Edc Reviewing Plans For Development Of Stapleton Homeport

Diane J. Savino

March 18, 2008

The city's Economic Development Corporation is currently reviewing plans for development of the Stapleton Homeport, but one local lawmaker says the project hasn't attracted much interest from builders. NY1's Mara Montalbano filed the following report.

Nearly 40 acres of undeveloped waterfront property in New York City sounds like a builder's dream. However, State Senator Diane Savino says her conversations with the NYEDC tell her developers aren't jumping at the chance to get involved in the Stapleton Homeport project.

"If you speak to developers, they will tell you it's too small," said Savino. "Three hundred and fifty units of housing are not sufficient to want the commitment of their entire operation somewhere, when there's a real problem about profitability for them."

Right now, the city plan includes a mix of residential, commercial and recreational development.
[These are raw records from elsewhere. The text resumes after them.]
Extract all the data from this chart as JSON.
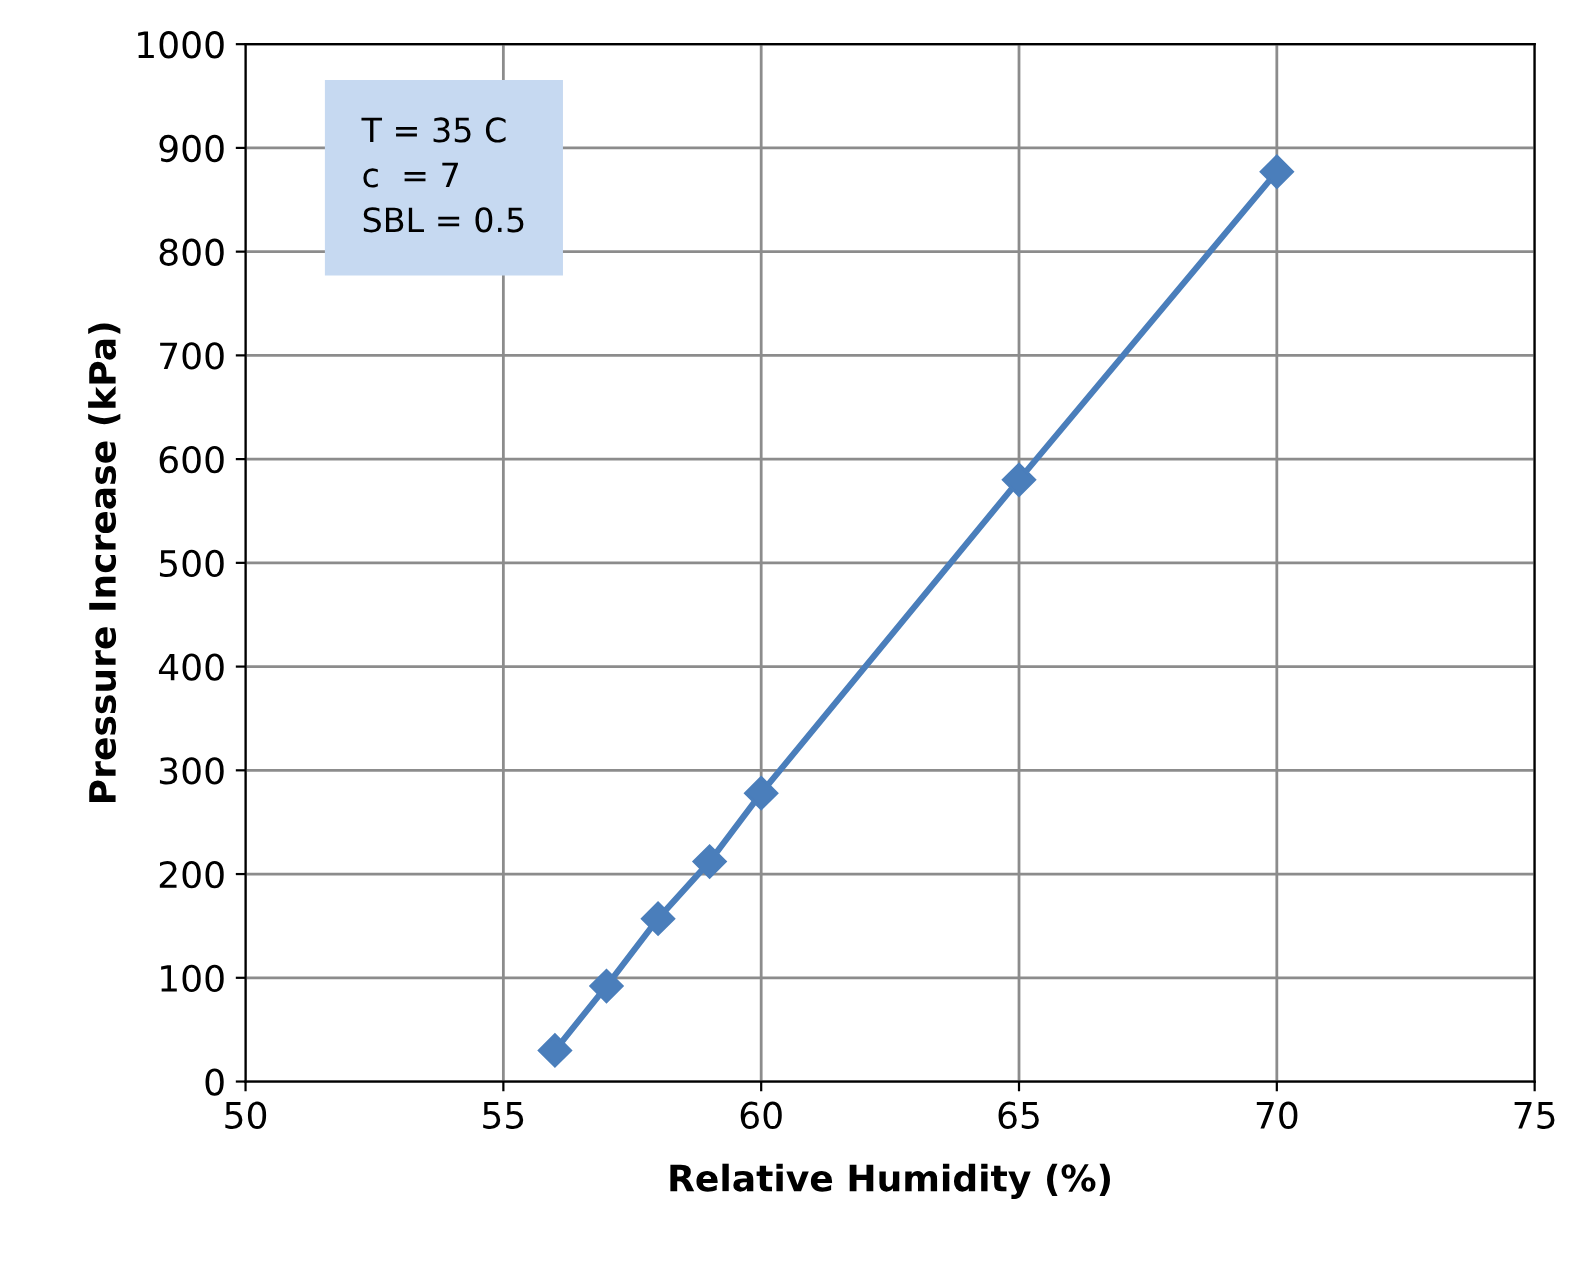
{
  "chart_data": {
    "type": "line",
    "xlabel": "Relative Humidity (%)",
    "ylabel": "Pressure Increase (kPa)",
    "annotations": [
      "T = 35 C",
      "c  = 7",
      "SBL = 0.5"
    ],
    "series": [
      {
        "color": "#4a7ebb",
        "x": [
          56,
          57,
          58,
          59,
          60,
          65,
          70
        ],
        "values": [
          30,
          92,
          157,
          212,
          278,
          580,
          877
        ]
      }
    ],
    "xlim": [
      50,
      75
    ],
    "xticks": [
      50,
      55,
      60,
      65,
      70,
      75
    ],
    "ylim": [
      0,
      1000
    ],
    "yticks": [
      0,
      100,
      200,
      300,
      400,
      500,
      600,
      700,
      800,
      900,
      1000
    ],
    "grid": true,
    "marker": "diamond",
    "line_style": "solid",
    "legend": false
  }
}
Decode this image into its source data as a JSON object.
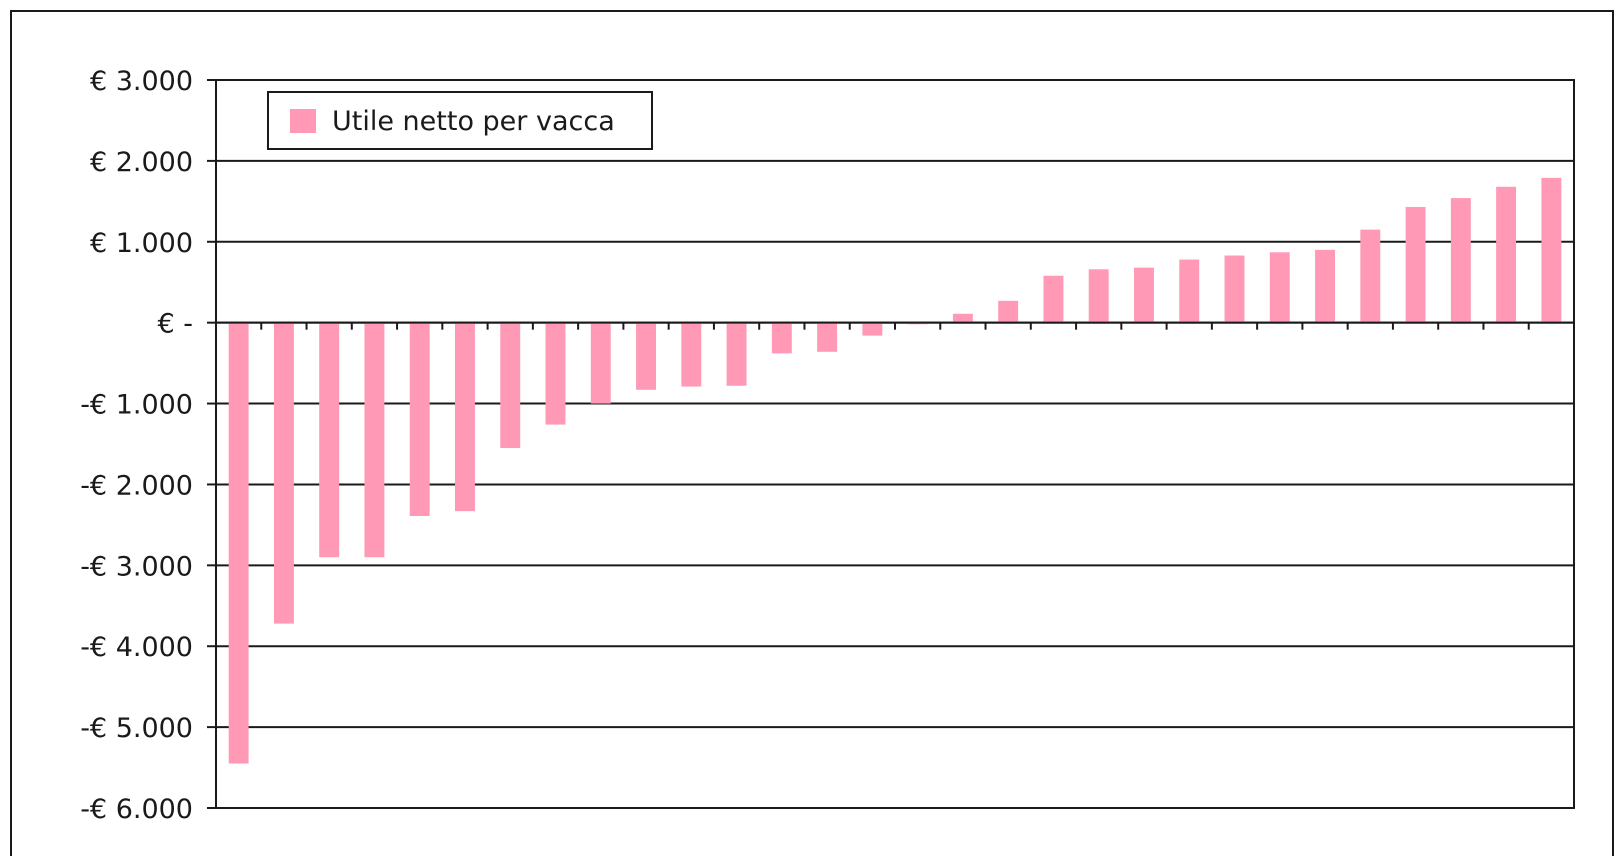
{
  "chart_data": {
    "type": "bar",
    "series": [
      {
        "name": "Utile netto per vacca",
        "color": "#ff99b5",
        "values": [
          -5450,
          -3720,
          -2900,
          -2900,
          -2390,
          -2330,
          -1550,
          -1260,
          -1000,
          -830,
          -790,
          -780,
          -380,
          -360,
          -160,
          -20,
          110,
          270,
          580,
          660,
          680,
          780,
          830,
          870,
          900,
          1150,
          1430,
          1540,
          1680,
          1790
        ]
      }
    ],
    "ylim": [
      -6000,
      3000
    ],
    "yticks": [
      3000,
      2000,
      1000,
      0,
      -1000,
      -2000,
      -3000,
      -4000,
      -5000,
      -6000
    ],
    "ytick_labels": [
      "€ 3.000",
      "€ 2.000",
      "€ 1.000",
      "€ -",
      "-€ 1.000",
      "-€ 2.000",
      "-€ 3.000",
      "-€ 4.000",
      "-€ 5.000",
      "-€ 6.000"
    ],
    "grid": true,
    "legend_position": "top-left"
  }
}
The NYEDC would not comment on how many bids were received for the project.

Some say more housing on the site is needed in order to bring residents and money to the neighborhood.

"The situation in Stapleton right now is a lot of low-income housing," said Kamillah Hanks, executive director of the Downtown Staten Island Council. "We want to dilute that by having work-force housing and first-response housing at the Homeport that can help us reach the critical mass and then the commercial and the retail they will come."
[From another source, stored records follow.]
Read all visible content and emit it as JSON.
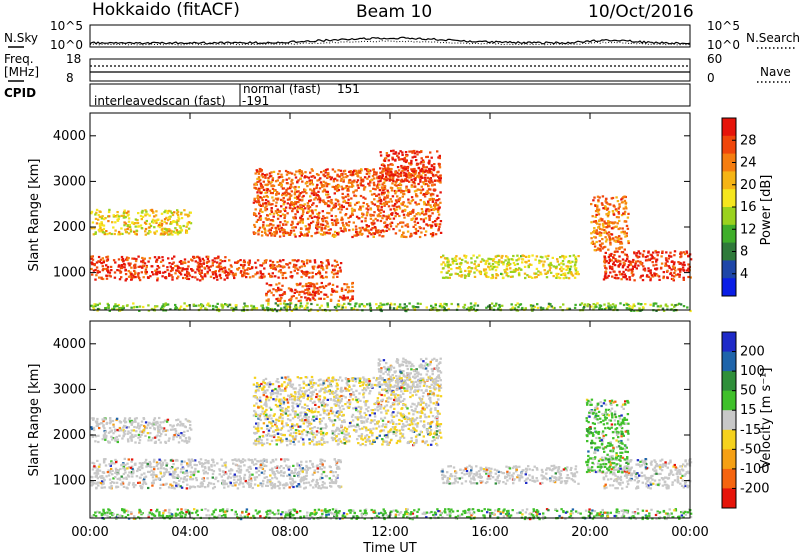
{
  "header": {
    "title": "Hokkaido (fitACF)",
    "beam": "Beam 10",
    "date": "10/Oct/2016"
  },
  "params": {
    "nsky_label": "N.Sky",
    "nsky_ticks": [
      "10^5",
      "10^0"
    ],
    "nsearch_label": "N.Search",
    "nsearch_ticks": [
      "10^5",
      "10^0"
    ],
    "freq_label": "Freq.",
    "freq_unit": "[MHz]",
    "freq_ticks": [
      "18",
      "8"
    ],
    "nave_label": "Nave",
    "nave_ticks": [
      "60",
      "0"
    ],
    "cpid_label": "CPID",
    "cpid_modes": [
      {
        "name": "interleavedscan (fast)",
        "id": "-191"
      },
      {
        "name": "normal (fast)",
        "id": "151"
      }
    ]
  },
  "chart_data": [
    {
      "type": "heatmap",
      "name": "power",
      "ylabel": "Slant Range [km]",
      "xlabel": "",
      "x_range_hours": [
        0,
        24
      ],
      "y_range_km": [
        180,
        4500
      ],
      "y_ticks": [
        "1000",
        "2000",
        "3000",
        "4000"
      ],
      "colorbar": {
        "label": "Power [dB]",
        "ticks": [
          "4",
          "8",
          "12",
          "16",
          "20",
          "24",
          "28"
        ],
        "colors": [
          "#0a1ee6",
          "#1e46a8",
          "#2f7a3a",
          "#3fae2a",
          "#9ad21e",
          "#f5e61e",
          "#f5b414",
          "#f57d0f",
          "#f0460a",
          "#e6140a"
        ]
      },
      "echo_regions": [
        {
          "t0": 0.0,
          "t1": 5.5,
          "r0": 850,
          "r1": 1380,
          "level": 0.95
        },
        {
          "t0": 5.5,
          "t1": 10.0,
          "r0": 900,
          "r1": 1300,
          "level": 0.9
        },
        {
          "t0": 0.0,
          "t1": 4.0,
          "r0": 1850,
          "r1": 2400,
          "level": 0.6
        },
        {
          "t0": 6.5,
          "t1": 14.0,
          "r0": 1800,
          "r1": 3300,
          "level": 0.85
        },
        {
          "t0": 11.5,
          "t1": 14.0,
          "r0": 3000,
          "r1": 3700,
          "level": 0.95
        },
        {
          "t0": 14.0,
          "t1": 19.5,
          "r0": 900,
          "r1": 1400,
          "level": 0.55
        },
        {
          "t0": 20.5,
          "t1": 24.0,
          "r0": 850,
          "r1": 1500,
          "level": 0.95
        },
        {
          "t0": 20.0,
          "t1": 21.5,
          "r0": 1500,
          "r1": 2700,
          "level": 0.8
        },
        {
          "t0": 0.0,
          "t1": 24.0,
          "r0": 180,
          "r1": 350,
          "level": 0.4
        },
        {
          "t0": 7.0,
          "t1": 10.5,
          "r0": 400,
          "r1": 800,
          "level": 0.9
        }
      ]
    },
    {
      "type": "heatmap",
      "name": "velocity",
      "ylabel": "Slant Range [km]",
      "xlabel": "Time UT",
      "x_range_hours": [
        0,
        24
      ],
      "x_ticks": [
        "00:00",
        "04:00",
        "08:00",
        "12:00",
        "16:00",
        "20:00",
        "00:00"
      ],
      "y_range_km": [
        180,
        4500
      ],
      "y_ticks": [
        "1000",
        "2000",
        "3000",
        "4000"
      ],
      "colorbar": {
        "label": "Velocity [m s⁻¹]",
        "ticks": [
          "200",
          "100",
          "50",
          "15",
          "-15",
          "-50",
          "-100",
          "-200"
        ],
        "colors": [
          "#1e2ac8",
          "#1e64aa",
          "#2f8f3a",
          "#3fc02a",
          "#c8c8c8",
          "#f5d21e",
          "#f5a014",
          "#f5640f",
          "#e6140a"
        ]
      },
      "echo_regions": [
        {
          "t0": 0.0,
          "t1": 10.0,
          "r0": 850,
          "r1": 1500,
          "vel": 0
        },
        {
          "t0": 0.0,
          "t1": 4.0,
          "r0": 1850,
          "r1": 2400,
          "vel": 0
        },
        {
          "t0": 6.5,
          "t1": 14.0,
          "r0": 1800,
          "r1": 3300,
          "vel": -20
        },
        {
          "t0": 11.5,
          "t1": 14.0,
          "r0": 3000,
          "r1": 3700,
          "vel": 0
        },
        {
          "t0": 14.0,
          "t1": 19.5,
          "r0": 950,
          "r1": 1350,
          "vel": 0
        },
        {
          "t0": 20.5,
          "t1": 24.0,
          "r0": 850,
          "r1": 1500,
          "vel": 0
        },
        {
          "t0": 19.8,
          "t1": 21.5,
          "r0": 1200,
          "r1": 2800,
          "vel": 40
        },
        {
          "t0": 0.0,
          "t1": 24.0,
          "r0": 180,
          "r1": 400,
          "vel": 40
        }
      ]
    }
  ]
}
However, the task force convened to oversee the project says the current plan is a viable one and dedicating the whole site to housing would create problems.

"The infrastructure is just not there," said Sean Sweeney. "You don't have schools in the area that can accommodate a thousand new families. You don't have parking for a thousand residential units."

Local business owners are happy the development will bring new residents to the neighborhood, but are also split on the question of commercial space at the site.

"Not everybody wants to walk this far up to Bay Street to go to the local store," said James Holman, who owns Famous Fish Soul Food. "They should have commercial and residence down there. That would be a better idea."

"I think it's a better idea for just housing, because there are a lot of businesses right now," said John Kysovrasti, owner of Bari's Pizza, "Everyday they're opening another one."

There is no date as to when development may begin. The city has already contributed $66 million to the project.